Als potenziell gefährlich und somit als bewilligungspflichtig gelten American Staffordshire Terrier (Amstaff), American Pit Bull Terrier und Rottweiler sowie deren Kreuzungen (Art. 3 Abs. 1 LPolC i.V.m. Art. 2 Abs. 1 RLPolC). Damit eine
Bewilligung für einen potenziell gefährlichen Hund vom Veterinäramt erteilt wird, müssen verschiedene Anforderungen seitens des Hundehalters erfüllt werden (so beispielsweise eine obligatorische Haftpflichtversicherung, der Nachweis von kynologischen Kenntnissen oder das Fehlen von Vorstrafen; Art. 9 RLPolC) und der Hund muss zudem einen Wesenstest absolvieren und bestehen (Art. 11 RLPolC).
Kann keine Bewilligung erteilt werden, muss der Hund innerhalb von 30 Tagen an eine Person, die die Bewilligungsvoraussetzungen erfüllt, abgegeben werden. Kann keine solche Person gefunden werden, wird der Hund in einem Tierheim platziert (Art. 13 RLPolC).
Die Kosten für die Bewilligungserteilung werden zudem dem Hundehalter übertragen (Art. 24 RLPolC – CHF 800 für einen potenziell gefährlichen Hund).
Fällt ein Hund (jeglicher Rasse) aufgrund aggressiven Verhaltens auf, kann das Tier in einem Heim platziert oder Massnahmen wie Ausbildungs- oder Verhaltenskurse, Leinenpflicht, Maulkorbzwang, Sterilisation bzw. Kastration oder ein temporäres Hundehalteverbot angeordnet oder ein beschränkter Kreis von Personen bestimmt werden, die mit dem Hund umgehen dürfen. Kommt es zu einem Rückfall oder liegen schwerwiegende Probleme vor, kann das Tier auf Kosten des Halters euthanasiert werden. Der Kostenentscheid gilt zudem als definitiver Rechtsöffnungstitel gegen den Halter (Art. 26 und Art. 28 LPolC).

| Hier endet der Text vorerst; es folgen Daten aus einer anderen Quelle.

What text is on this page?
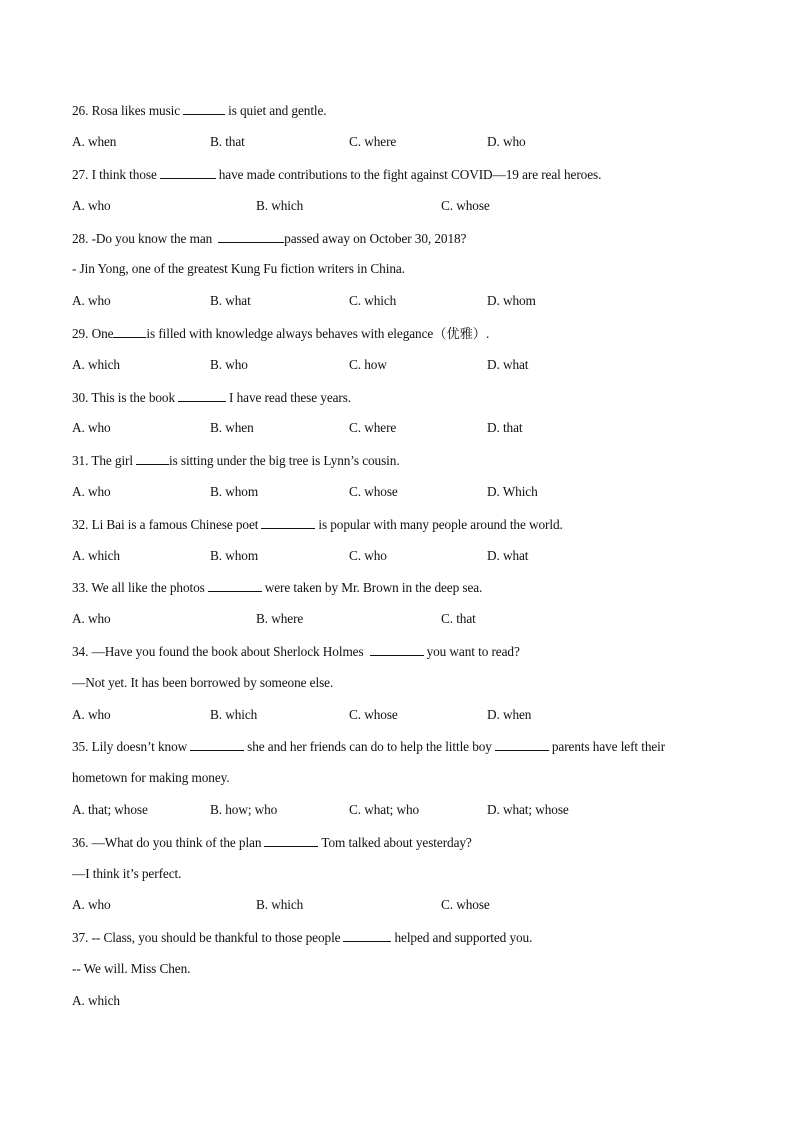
26. Rosa likes music	is quiet and gentle.
A. when	B. that	C. where	D. who
27. I think those	have made contributions to the fight against COVID—19 are real heroes.
A. who	B. which	C. whose
28. -Do you know the man	passed away on October 30, 2018?
- Jin Yong, one of the greatest Kung Fu fiction writers in China.
A. who	B. what	C. which	D. whom
29. One is filled with knowledge always behaves with elegance（优雅）.
A. which	B. who	C. how	D. what
30. This is the book	I have read these years.
A. who	B. when	C. where	D. that
31. The girl	is sitting under the big tree is Lynn’s cousin.
A. who	B. whom	C. whose	D. Which
32. Li Bai is a famous Chinese poet	is popular with many people around the world.
A. which	B. whom	C. who	D. what
33. We all like the photos	were taken by Mr. Brown in the deep sea.
A. who	B. where	C. that
34. —Have you found the book about Sherlock Holmes	you want to read?
—Not yet. It has been borrowed by someone else.
A. who	B. which	C. whose	D. when
35. Lily doesn’t know	she and her friends can do to help the little boy	parents have left their
hometown for making money.
A. that; whose	B. how; who	C. what; who	D. what; whose
36. —What do you think of the plan	Tom talked about yesterday?
—I think it’s perfect.
A. who	B. which	C. whose
37. -- Class, you should be thankful to those people	helped and supported you.
-- We will. Miss Chen.
A. which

Neben der elektronischen Registration müssen sämtliche Hunde gemäss Art. 3 RLPolC mit ihrem Namen sowie Namen und Adresse des Hundehalters gekennzeichnet sein (in Form einer Marke).
Die Stiftung für das Tier im Recht ist bemüht, die Entwicklungen zum kantonalen Hunderecht fortlaufend zu dokumentieren. Aufgrund der aussergewöhnlich vielen politischen Vorstösse und der in einigen Kantonen beinahe täglich ändernden Sachlage zum Thema kann für absolute Aktualität und Vollständigkeit der Angaben jedoch keine Gewähr übernommen werden.